- Civilian Conservation Corp Camp F-10
- U.S. National Register of Historic Places
- U.S. Historic district
- Location: 13381 Silver Mountain Road
- Nearest city: Rapid City, South Dakota
- Coordinates: 43°56′48″N 103°22′53″W﻿ / ﻿43.946652°N 103.381367°W
- Area: 3 acres (1.2 ha)
- Built: 1933
- Built by: Civilian Conservation Corps
- Architectural style: CCC Affiliation
- MPS: Federal Relief Construction in South Dakota MPS
- NRHP reference No.: 03001531
- Added to NRHP: January 28, 2004

= Civilian Conservation Corp Camp F-10 =

Civilian Conservation Corp Camp F-10, also called the Rockerville Civilian Conservation Corp Camp, is a historic district on Silver Mountain Road, 15 mi southwest of Rapid City, South Dakota. Between 1933 and 1935, it functioned as a base camp for Civilian Conservation Corps (CCC) workers who were employed on multiple construction and forestry projects in the area during the Great Depression.
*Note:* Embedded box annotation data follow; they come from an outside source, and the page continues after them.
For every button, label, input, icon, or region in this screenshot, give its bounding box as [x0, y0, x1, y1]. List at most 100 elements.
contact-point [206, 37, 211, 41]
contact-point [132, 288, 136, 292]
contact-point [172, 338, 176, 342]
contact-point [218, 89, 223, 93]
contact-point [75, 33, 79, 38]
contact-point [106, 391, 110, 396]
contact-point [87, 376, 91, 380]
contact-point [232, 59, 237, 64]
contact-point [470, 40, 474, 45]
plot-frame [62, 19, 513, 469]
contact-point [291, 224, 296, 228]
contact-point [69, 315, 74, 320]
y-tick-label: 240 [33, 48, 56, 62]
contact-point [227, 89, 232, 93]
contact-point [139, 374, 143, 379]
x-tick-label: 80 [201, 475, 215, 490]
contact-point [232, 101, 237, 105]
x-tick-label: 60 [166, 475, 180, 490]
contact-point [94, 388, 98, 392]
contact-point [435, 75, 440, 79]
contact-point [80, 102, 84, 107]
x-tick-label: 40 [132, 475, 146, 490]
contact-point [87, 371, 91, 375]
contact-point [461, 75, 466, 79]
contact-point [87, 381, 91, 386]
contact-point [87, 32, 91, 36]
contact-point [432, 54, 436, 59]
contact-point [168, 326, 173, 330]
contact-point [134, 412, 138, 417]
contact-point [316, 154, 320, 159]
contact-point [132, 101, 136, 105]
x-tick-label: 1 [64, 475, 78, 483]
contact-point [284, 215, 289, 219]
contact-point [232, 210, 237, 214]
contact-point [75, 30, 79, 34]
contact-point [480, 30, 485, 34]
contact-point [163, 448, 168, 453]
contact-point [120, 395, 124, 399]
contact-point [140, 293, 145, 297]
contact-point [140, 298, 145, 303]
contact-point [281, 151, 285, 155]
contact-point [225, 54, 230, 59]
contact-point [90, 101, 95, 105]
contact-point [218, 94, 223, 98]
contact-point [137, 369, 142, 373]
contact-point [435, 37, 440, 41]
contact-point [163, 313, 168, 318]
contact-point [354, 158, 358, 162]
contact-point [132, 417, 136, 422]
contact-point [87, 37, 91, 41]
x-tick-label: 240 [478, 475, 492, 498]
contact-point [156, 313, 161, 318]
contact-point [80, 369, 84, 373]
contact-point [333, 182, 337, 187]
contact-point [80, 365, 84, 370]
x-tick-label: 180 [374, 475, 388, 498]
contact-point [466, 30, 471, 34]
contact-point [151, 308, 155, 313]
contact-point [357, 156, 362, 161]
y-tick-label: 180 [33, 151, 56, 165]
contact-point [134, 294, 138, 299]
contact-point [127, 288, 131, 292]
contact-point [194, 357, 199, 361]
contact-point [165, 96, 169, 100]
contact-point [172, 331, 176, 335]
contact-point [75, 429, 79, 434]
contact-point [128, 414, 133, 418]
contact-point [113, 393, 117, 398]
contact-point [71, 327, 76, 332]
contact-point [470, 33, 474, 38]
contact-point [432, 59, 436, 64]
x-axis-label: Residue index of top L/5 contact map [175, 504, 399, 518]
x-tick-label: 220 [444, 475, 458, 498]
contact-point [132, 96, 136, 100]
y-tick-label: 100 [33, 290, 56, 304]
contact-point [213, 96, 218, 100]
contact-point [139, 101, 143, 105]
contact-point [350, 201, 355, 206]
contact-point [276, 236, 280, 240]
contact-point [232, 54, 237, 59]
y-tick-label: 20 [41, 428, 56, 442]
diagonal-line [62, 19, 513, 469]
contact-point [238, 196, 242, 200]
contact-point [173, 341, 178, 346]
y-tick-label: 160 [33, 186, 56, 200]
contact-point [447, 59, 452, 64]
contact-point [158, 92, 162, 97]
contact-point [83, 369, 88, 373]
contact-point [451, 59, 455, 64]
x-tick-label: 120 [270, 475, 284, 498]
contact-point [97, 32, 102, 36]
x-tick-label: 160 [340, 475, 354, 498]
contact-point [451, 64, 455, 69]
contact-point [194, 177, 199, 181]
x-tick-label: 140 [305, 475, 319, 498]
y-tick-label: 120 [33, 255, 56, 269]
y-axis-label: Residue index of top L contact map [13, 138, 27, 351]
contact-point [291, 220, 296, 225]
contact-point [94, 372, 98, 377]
The camp was added to the National Register of Historic Places in 2004; three buildings and the remains of a fireplace are included in the listing.

==History==
The Civilian Conservation Corps (CCC) operated in South Dakota during the Great Depression, building and maintaining structures and government property across the state. Temporary camps were constructed to accommodate the thousands of workers that passed through the program. The Rockerville area was chosen as a temporary base of operations for CCC Company 1794, who were mostly employed in Black Hills forestry maintenance for the United States Forest Service. Taska included bridge and dam construction, tree thinning, campsite and trail maintenance, and firefighting. The first camp buildings, including two officers' cabins and a hospital, were erected in 1933. Early CCC camps were usually log structures created from surrounding lumber and resources; by 1934, however, the federal government had introduced prefabricated parts to CCC campsite construction. This allowed buildings to easily be dismantled and moved to a new campsite or to be reused somewhere else. The camp eventually included 17 structures: four barracks that could sleep 50 men each, a recreation hall, mess hall, kitchen and cooks' barracks, a bathhouse, blacksmithing shop, garage, storage cabins, a water tower, and the aforementioned officers' cabins and hospital. Up to 175 men were stationed at Camp F-10 at its most populous.

In May 1935, Company 1794 was scheduled to be incorporated into Company 791, who were at that time based at Camp F-22 at Summit Peak. The Rockerville camp was abandoned—buildings that could be dismantled were taken with the company for use in the new camp—and sat unused for decades, causing most of the remaining structures to crumble. Today, only three log buildings stand: two officers' cabins and the hospital, plus a fireplace ruin that was once part of the mess hall. On January 28, 2004, a triangular historic district encompassing the surviving structures was added to the National Register of Historic Places. The site is now on private property.